This is lighted by two pairs of narrow single-light windows on either side, and by a similar pair in the north face beneath the obtuse-angled gable. This room is, no doubt, a later addition. The entrance into the porch is a beautiful, deeply-recessed archway of thirteenth-century date, with numerous shafts of Purbeck marble on either side.
The transept end has an upper range of five single-light pointed windows, graduated in height towards the centre, divided by narrow blind arches, and having a screen arcade of five arches in front, one arch before each light. The whole arrangement of the end is shown in our illustration.

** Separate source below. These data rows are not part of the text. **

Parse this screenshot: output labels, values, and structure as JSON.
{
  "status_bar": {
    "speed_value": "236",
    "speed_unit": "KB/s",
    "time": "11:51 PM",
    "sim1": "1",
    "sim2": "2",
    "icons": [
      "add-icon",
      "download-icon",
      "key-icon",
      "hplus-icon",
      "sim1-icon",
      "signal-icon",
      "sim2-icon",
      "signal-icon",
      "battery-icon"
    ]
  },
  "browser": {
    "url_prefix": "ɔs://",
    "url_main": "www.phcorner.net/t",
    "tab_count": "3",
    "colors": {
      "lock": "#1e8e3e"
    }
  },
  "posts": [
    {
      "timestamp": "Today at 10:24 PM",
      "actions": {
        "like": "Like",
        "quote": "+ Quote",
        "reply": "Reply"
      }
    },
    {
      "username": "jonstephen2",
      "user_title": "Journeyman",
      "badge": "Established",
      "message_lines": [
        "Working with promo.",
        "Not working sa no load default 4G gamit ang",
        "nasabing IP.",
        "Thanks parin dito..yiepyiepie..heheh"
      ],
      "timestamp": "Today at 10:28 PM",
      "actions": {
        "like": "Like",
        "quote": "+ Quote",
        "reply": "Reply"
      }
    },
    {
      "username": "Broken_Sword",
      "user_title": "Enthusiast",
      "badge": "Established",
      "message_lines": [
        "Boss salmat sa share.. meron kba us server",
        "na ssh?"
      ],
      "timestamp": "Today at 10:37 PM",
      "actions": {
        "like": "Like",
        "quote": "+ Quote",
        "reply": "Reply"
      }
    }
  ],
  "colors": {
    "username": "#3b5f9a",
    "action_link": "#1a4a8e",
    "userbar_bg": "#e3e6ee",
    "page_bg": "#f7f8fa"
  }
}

The perpendicular windows in the north aisle wall, part of which was rebuilt in 1670, are two-lighted, with irregular quatrefoils in their heads. Those of the southern aisle, which was re-cased in 1664, are single-light, and only three in number, in the second, third, and fourth bays from the west.

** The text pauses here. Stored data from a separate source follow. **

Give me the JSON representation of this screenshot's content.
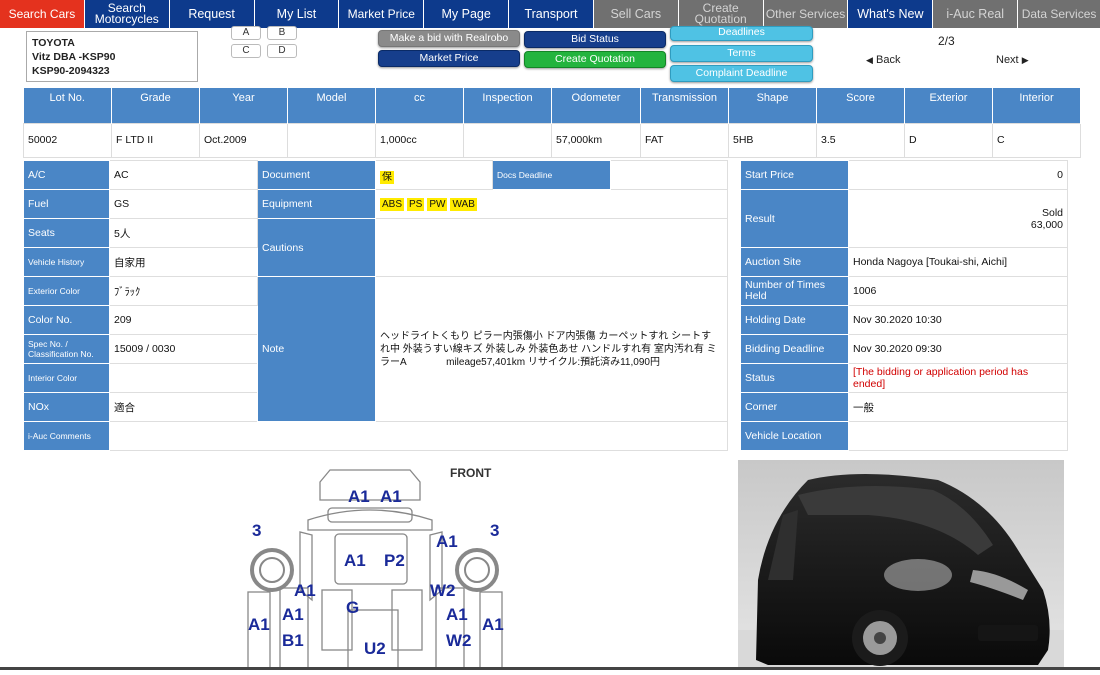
{
  "nav": [
    {
      "label": "Search Cars",
      "state": "active"
    },
    {
      "label": "Search Motorcycles",
      "state": "normal"
    },
    {
      "label": "Request",
      "state": "normal"
    },
    {
      "label": "My List",
      "state": "normal"
    },
    {
      "label": "Market Price",
      "state": "normal"
    },
    {
      "label": "My Page",
      "state": "normal"
    },
    {
      "label": "Transport",
      "state": "normal"
    },
    {
      "label": "Sell Cars",
      "state": "disabled"
    },
    {
      "label": "Create Quotation",
      "state": "disabled"
    },
    {
      "label": "Other Services",
      "state": "disabled"
    },
    {
      "label": "What's New",
      "state": "normal"
    },
    {
      "label": "i-Auc Real",
      "state": "disabled"
    },
    {
      "label": "Data Services",
      "state": "disabled"
    }
  ],
  "vehicle": {
    "make": "TOYOTA",
    "model": "Vitz DBA -KSP90",
    "chassis": "KSP90-2094323"
  },
  "letters": [
    "A",
    "B",
    "C",
    "D"
  ],
  "actions": {
    "bid_realrobo": "Make a bid with Realrobo",
    "market_price": "Market Price",
    "bid_status": "Bid Status",
    "create_quotation": "Create Quotation",
    "deadlines": "Deadlines",
    "terms": "Terms",
    "complaint_deadline": "Complaint Deadline"
  },
  "pager": {
    "position": "2/3",
    "back": "Back",
    "next": "Next"
  },
  "lot_table": {
    "headers": [
      "Lot No.",
      "Grade",
      "Year",
      "Model",
      "cc",
      "Inspection",
      "Odometer",
      "Transmission",
      "Shape",
      "Score",
      "Exterior",
      "Interior"
    ],
    "row": [
      "50002",
      "F LTD II",
      "Oct.2009",
      "",
      "1,000cc",
      "",
      "57,000km",
      "FAT",
      "5HB",
      "3.5",
      "D",
      "C"
    ]
  },
  "specs": [
    {
      "label": "A/C",
      "value": "AC"
    },
    {
      "label": "Fuel",
      "value": "GS"
    },
    {
      "label": "Seats",
      "value": "5人"
    },
    {
      "label": "Vehicle History",
      "value": "自家用"
    },
    {
      "label": "Exterior Color",
      "value": "ﾌﾞﾗｯｸ"
    },
    {
      "label": "Color No.",
      "value": "209"
    },
    {
      "label": "Spec No. / Classification No.",
      "value": "15009 / 0030"
    },
    {
      "label": "Interior Color",
      "value": ""
    },
    {
      "label": "NOx",
      "value": "適合"
    },
    {
      "label": "i-Auc Comments",
      "value": ""
    }
  ],
  "document": {
    "label": "Document",
    "badge": "保",
    "docs_deadline_label": "Docs Deadline",
    "docs_deadline_value": ""
  },
  "equipment": {
    "label": "Equipment",
    "items": [
      "ABS",
      "PS",
      "PW",
      "WAB"
    ]
  },
  "cautions": {
    "label": "Cautions",
    "value": ""
  },
  "note": {
    "label": "Note",
    "text": "ヘッドライトくもり ピラー内張傷小 ドア内張傷 カーペットすれ シートすれ中 外装うすい線キズ 外装しみ 外装色あせ ハンドルすれ有 室内汚れ有 ミラーA　　　　mileage57,401km リサイクル:預託済み11,090円"
  },
  "auction": {
    "start_price_label": "Start Price",
    "start_price": "0",
    "result_label": "Result",
    "result_status": "Sold",
    "result_price": "63,000",
    "site_label": "Auction Site",
    "site": "Honda Nagoya [Toukai-shi, Aichi]",
    "times_label": "Number of Times Held",
    "times": "1006",
    "holding_label": "Holding Date",
    "holding": "Nov 30.2020 10:30",
    "bidding_label": "Bidding Deadline",
    "bidding": "Nov 30.2020 09:30",
    "status_label": "Status",
    "status": "[The bidding or application period has ended]",
    "corner_label": "Corner",
    "corner": "一般",
    "location_label": "Vehicle Location",
    "location": ""
  },
  "inspection_map": {
    "front_label": "FRONT",
    "marks": [
      "A1",
      "A1",
      "3",
      "A1",
      "P2",
      "3",
      "A1",
      "W2",
      "A1",
      "G",
      "A1",
      "A1",
      "B1",
      "U2",
      "W2",
      "A1"
    ]
  },
  "colors": {
    "nav": "#0d3a8c",
    "nav_active": "#e4321e",
    "header_blue": "#4a86c6",
    "status_red": "#d10000"
  }
}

Below the part just described is the earlier work of the thirteenth century. It rises as far up as to the string-course formed by the continuation of the abaci of the capitals in the two small single-light windows. These narrow and sharp-pointed windows are peculiar. The arch-moulds are different from the other work of the same date in the church.
Each side of the apse has one tall narrow single-light window which, filled at some later date from top to bottom with elaborate stone tracery, has two thin shafts at each side and a rather bluntly-pointed head. The central apse has been much the same but with five sides, and two stories of similar windows one above the other.
Beneath the windows just described there are two small single-light openings in each portion of walling on either side of the central buttress. It has been supposed by some that a chapter-house once existed within the paradise close by the west angle of the transept. The south end of the transept rises on the north side of the cloister garth.